With nearly 10 million active customers and competition building, Afterpay set it sights on Asia with the acquisition of a Indonesia-focused but Singapore-based BNPL, EmpatKali.
“They have got an established, albeit, very early stage position in Indonesia,” Chief Executive Anthony Eisen told Reuters.
The Southeast Asian country has the world’s fourth-largest population and its booming digital economy is expected to top $130 billion by 2025.
Afterpay also formally announced its launch into Canada and said earlier this week it would venture into mainland Europe, starting with Spain, France, Italy and possibly Portugal and Germany, facing up directly with Klarna on its home-turf as global competition intensifies.

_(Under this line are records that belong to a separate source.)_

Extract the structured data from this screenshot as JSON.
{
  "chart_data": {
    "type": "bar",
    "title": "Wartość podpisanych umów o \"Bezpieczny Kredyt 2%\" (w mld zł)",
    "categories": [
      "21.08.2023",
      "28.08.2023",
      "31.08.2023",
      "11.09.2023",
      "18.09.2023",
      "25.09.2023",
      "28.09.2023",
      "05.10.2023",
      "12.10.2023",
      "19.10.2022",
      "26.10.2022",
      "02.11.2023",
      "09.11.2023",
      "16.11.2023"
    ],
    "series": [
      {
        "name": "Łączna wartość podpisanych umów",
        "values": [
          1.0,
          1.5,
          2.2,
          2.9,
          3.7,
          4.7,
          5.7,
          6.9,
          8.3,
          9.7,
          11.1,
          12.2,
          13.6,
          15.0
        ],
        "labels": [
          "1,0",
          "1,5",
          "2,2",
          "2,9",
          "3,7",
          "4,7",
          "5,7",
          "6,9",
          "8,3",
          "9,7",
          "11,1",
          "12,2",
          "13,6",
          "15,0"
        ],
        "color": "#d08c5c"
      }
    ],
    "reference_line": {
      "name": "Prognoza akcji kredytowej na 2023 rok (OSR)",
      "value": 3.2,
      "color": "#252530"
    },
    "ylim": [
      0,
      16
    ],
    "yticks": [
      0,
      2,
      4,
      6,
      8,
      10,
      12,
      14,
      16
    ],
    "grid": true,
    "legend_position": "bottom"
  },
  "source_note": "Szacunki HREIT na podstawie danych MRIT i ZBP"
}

“We are in the land grab phase of growth,” said Andrew Mitchell, a senior portfolio manager at Ophir Asset Management.
In a volatile trading session, Afterpay shares climbed close to 6% to a record high, but quickly reversed course to trade sharply lower. It was marginally higher by late afternoon in line with the broader market.
In the United States, active customers more than tripled during the year accounting for more than half of the company’s base, while underlying sales more than quadrupled to A$4 billion and make up more than a third of sales.
Tencent-backed <0700.HK> Afterpay, which offers small interest-free instalment loans to shoppers and makes money by charging merchants a commission, reported a loss of A$22.9 million for the year ended June 30.